Beat the egg whites in resistant foam, powdering stream half of the granulated sugar in three steps –do a normal meringue. Do not over-beat.
Beat the egg yolks with the remaining sugar for 10 minutes or until the mixture becomes light and will not increase in volume several times.
To enter into the yolk mixture 1/3 of beaten egg whites.
Mix gently with a spatula.
Add melted chocolate and mix vigorously. As soon as the mass becomes smooth, gently, movements from top to bottom, inserting a flexible spatula remaining beaten egg whites. Gently mix until fully combine.
Prepared for a mass to fill a pastry bag with a smooth nozzle # 9. Two baking trays lined with baking paper, to transplant a spiral from the center to the periphery — 3 laps (2 on one sheet and 1 on other). It if allow. My pans were not allowed to isolate two biscuits on one tray I baked three cake separately and it worked perfectly –nothing village. Deposited the biscuits before you put it in the oven. Now another subtlety: the dough spreads when baking. I drew circles 18 cm in diameter to clip them under the cake 21 cm in diameter. Nixie circles were 26 cm –no, a little less (ie –this test should be sufficient for this quantity), and the finished cake was 24 see I was left with scraps, but my trick allowed me to make biscuits my desired thickness –about 1 cm Put on 25 minutes in the oven. Cool on a wire rack.
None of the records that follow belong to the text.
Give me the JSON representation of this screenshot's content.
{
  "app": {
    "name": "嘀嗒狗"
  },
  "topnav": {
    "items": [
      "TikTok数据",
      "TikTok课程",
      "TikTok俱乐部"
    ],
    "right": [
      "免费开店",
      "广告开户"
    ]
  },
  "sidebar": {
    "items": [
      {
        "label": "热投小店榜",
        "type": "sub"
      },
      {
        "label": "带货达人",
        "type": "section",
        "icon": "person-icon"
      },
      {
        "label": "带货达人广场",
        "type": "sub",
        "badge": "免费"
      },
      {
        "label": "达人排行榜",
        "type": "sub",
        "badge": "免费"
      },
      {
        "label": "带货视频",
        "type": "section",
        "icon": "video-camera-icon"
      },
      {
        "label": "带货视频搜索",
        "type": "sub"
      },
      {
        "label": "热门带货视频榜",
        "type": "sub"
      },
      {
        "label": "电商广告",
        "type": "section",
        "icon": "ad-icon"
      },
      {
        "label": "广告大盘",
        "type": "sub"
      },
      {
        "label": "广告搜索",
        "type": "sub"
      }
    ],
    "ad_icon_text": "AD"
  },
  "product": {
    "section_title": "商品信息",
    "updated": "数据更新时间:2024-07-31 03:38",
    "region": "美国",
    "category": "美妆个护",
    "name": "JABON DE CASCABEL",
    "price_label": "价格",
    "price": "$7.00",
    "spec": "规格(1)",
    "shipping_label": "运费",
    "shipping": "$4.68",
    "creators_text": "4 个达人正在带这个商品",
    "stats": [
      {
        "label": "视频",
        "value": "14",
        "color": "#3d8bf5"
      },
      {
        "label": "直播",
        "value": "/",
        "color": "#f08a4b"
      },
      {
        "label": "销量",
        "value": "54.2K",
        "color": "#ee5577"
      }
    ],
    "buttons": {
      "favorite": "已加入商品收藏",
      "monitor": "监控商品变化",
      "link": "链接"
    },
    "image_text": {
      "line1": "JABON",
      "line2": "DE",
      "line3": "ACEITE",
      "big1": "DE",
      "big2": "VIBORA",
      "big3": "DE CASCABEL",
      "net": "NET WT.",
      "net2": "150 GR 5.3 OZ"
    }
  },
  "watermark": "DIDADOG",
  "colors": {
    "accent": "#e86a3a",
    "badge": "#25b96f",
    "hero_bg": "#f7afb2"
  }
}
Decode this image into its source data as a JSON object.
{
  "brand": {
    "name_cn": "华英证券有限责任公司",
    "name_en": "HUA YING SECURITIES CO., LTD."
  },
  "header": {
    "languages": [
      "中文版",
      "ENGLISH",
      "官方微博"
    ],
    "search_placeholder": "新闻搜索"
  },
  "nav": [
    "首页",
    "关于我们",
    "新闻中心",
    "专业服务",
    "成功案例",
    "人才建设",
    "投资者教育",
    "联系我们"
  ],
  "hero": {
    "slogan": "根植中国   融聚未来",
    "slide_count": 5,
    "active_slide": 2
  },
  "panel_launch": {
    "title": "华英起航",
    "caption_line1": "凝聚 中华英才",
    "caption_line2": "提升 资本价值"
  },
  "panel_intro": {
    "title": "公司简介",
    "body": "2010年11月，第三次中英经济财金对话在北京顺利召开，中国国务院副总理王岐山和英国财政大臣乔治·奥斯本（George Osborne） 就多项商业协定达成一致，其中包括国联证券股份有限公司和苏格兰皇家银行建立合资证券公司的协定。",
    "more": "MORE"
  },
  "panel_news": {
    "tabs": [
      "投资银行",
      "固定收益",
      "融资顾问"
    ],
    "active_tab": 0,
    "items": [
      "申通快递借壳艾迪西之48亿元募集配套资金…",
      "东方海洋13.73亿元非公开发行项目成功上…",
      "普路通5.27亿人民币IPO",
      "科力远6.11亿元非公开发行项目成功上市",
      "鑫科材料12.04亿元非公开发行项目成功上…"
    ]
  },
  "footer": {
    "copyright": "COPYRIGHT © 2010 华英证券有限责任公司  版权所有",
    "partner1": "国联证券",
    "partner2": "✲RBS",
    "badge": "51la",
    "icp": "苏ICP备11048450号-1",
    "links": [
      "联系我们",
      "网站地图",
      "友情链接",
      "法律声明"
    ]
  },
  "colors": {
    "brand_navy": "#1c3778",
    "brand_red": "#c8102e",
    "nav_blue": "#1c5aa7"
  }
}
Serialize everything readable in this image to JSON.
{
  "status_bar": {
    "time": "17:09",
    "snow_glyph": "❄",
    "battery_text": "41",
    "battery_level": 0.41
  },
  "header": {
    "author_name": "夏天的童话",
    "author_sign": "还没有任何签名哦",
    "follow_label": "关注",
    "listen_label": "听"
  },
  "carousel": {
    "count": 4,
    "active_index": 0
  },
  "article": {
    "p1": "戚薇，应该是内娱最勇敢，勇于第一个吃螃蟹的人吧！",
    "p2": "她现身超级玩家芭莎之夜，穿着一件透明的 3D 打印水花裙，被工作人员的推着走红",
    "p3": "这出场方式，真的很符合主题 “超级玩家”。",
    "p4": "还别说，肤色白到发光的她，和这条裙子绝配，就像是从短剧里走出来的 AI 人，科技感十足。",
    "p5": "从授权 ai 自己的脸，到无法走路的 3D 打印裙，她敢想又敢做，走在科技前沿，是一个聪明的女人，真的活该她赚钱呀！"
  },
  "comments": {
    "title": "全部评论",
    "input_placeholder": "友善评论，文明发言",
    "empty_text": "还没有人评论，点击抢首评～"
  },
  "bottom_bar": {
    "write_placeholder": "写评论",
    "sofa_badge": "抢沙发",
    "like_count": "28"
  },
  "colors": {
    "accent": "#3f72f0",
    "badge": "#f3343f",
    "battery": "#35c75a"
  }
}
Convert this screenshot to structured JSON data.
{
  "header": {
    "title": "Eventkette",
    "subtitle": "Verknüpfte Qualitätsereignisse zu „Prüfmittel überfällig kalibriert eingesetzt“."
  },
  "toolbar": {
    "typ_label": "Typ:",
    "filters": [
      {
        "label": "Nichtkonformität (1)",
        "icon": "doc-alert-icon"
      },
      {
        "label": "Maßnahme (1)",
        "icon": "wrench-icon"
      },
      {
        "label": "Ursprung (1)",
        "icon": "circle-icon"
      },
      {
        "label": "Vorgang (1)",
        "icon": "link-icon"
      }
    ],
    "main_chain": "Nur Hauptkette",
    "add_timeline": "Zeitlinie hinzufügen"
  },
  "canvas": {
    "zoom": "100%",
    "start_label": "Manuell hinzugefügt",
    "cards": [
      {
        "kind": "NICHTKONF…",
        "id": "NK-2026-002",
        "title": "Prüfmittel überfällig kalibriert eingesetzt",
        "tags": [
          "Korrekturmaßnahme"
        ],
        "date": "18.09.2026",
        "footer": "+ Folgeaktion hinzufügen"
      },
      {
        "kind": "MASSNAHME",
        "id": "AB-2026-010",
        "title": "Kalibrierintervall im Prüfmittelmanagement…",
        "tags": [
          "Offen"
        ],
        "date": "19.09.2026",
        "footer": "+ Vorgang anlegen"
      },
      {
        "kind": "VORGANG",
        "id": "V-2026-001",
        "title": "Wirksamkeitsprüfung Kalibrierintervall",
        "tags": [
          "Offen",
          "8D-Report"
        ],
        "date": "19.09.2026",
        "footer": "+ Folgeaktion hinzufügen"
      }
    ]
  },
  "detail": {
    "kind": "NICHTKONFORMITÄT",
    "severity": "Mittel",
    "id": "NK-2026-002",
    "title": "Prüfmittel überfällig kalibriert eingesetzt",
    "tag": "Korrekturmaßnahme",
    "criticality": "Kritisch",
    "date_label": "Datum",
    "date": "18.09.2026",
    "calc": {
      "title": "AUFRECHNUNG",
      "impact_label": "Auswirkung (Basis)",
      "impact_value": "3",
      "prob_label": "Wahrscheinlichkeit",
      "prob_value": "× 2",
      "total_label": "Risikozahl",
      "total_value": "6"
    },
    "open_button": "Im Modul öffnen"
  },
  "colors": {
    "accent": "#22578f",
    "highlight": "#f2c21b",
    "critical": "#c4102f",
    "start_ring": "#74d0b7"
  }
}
The baked cake should look dry, but cooled down to room temperature, it is slightly moistened. Wait until cake is completely cooled, and then remove the paper. Here is biscuit on the fault.
As you can see, he's not wet, allapotabol)) as someone commenting from the recipe on the website of Nixie wrote. Even if there is no flour, but this cake.
Make chocolate ganache with black currant. We need: 2 gr gelatin (taking the sheet), 300 g of black currant, 70 ml water, 80 ml black currant liqueur (crème de kasis), 25 grams fine sugar, 10 ml lemon juice 250 grams dark chocolate (70% cocoa), 225 gr butter at room temperature. Soak the gelatin in cold water for 10-15 minutes and let it swell. Black currants grind immersion blender.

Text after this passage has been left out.